Back to overview

providerfault-transport errors

May 13 at 10:29am PDT
Affected services
Vapi API
Vapi API [Weekly]

Resolved
May 13 at 10:29am PDT

RCA: Providerfault-transport-never-connected

Summary

During a surge in inbound call traffic, two distinct errors were observed: "vapifault-transport-worker-not-available" and "providerfault-transport-never-connected." This report focuses on the root cause analysis of the "providerfault-transport-never-connected" errors occurring during the increased call volume.

Timeline of Events (PT)

  • 10:26 AM: Significant spike in inbound call volume.
  • 10:26 – 10:40 AM: Intermittent HTTP 520 errors returned by CDN for inbound call endpoints (46 calls impacted).
  • 11:00 AM – 12:00 PM: Infrastructure intermittently failed to establish transport connections despite successfully picking up calls (172 calls impacted).
  • 12:00 PM: Call volume returns to normal; errors cease.

Root Cause Analysis

1. HTTP 520 Errors at CDN

  • High load triggered intermittent HTTP 520 errors for critical endpoints.
  • Internal tracing confirmed successful API responses not properly relayed back, indicating issues in network layers external to core services.
  • Active investigation ongoing with network provider to identify the underlying cause.

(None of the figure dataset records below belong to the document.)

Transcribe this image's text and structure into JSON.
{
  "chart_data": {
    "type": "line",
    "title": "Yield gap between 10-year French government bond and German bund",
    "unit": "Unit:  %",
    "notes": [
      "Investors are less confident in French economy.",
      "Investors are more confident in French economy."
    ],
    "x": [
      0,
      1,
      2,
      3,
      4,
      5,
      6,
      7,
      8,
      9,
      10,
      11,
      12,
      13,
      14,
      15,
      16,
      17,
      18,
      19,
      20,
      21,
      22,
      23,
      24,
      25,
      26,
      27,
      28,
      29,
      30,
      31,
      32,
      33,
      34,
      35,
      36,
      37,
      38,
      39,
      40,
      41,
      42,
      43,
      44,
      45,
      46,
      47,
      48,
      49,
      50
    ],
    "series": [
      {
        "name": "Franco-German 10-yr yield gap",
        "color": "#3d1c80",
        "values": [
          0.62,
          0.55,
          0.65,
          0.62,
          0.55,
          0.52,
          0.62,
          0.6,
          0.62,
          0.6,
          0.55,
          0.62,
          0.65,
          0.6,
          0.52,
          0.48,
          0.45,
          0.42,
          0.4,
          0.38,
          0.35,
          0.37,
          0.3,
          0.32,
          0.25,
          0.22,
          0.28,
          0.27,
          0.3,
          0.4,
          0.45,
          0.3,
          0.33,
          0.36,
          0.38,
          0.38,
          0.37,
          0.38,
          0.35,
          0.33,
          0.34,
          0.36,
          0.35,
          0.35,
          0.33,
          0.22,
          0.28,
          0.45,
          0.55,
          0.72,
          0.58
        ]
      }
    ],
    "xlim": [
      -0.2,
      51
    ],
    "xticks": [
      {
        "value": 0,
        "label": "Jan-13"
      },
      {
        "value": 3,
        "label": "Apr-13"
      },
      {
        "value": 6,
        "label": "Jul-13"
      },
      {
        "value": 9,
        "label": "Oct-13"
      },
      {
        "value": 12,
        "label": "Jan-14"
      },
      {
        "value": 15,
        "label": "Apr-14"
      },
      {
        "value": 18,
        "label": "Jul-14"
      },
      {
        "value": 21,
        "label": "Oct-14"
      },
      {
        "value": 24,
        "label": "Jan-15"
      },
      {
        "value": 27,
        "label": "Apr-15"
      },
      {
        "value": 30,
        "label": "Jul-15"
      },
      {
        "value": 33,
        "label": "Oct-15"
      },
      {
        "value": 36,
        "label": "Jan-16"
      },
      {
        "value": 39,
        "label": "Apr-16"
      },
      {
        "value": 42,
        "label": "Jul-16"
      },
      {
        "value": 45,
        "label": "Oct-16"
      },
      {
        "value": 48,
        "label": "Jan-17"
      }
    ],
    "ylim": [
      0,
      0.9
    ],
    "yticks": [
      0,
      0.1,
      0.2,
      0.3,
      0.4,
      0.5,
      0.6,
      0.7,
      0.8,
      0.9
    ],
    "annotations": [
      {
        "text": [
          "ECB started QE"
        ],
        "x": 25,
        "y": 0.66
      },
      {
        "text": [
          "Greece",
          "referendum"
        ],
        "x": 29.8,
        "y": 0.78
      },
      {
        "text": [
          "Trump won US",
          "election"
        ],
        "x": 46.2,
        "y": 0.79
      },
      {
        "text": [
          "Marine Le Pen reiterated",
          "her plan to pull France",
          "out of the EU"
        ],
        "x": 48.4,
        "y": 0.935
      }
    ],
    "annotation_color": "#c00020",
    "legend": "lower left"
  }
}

2. Resource Exhaustion on Proxy Service

  • During peak load, the proxy service responsible for handling call connections exhausted available CPU and memory resources (observed usage ~1.27 CPU cores and 1.2 GB RAM).
  • Insufficient resource allocation led to failed transport connections.
  • Logs showed degraded pod performance, including failures in auxiliary tasks like recording uploads.

What Went Wrong?

  • Misclassification of Errors: Internally treated as external provider faults rather than recognizing infrastructure capacity issues.
  • Insufficient Monitoring: Lack of alerts and monitoring for proxy resource saturation conditions.
  • Load-Testing Gap: Prior load tests did not replicate proxy resource constraints encountered in production scenarios.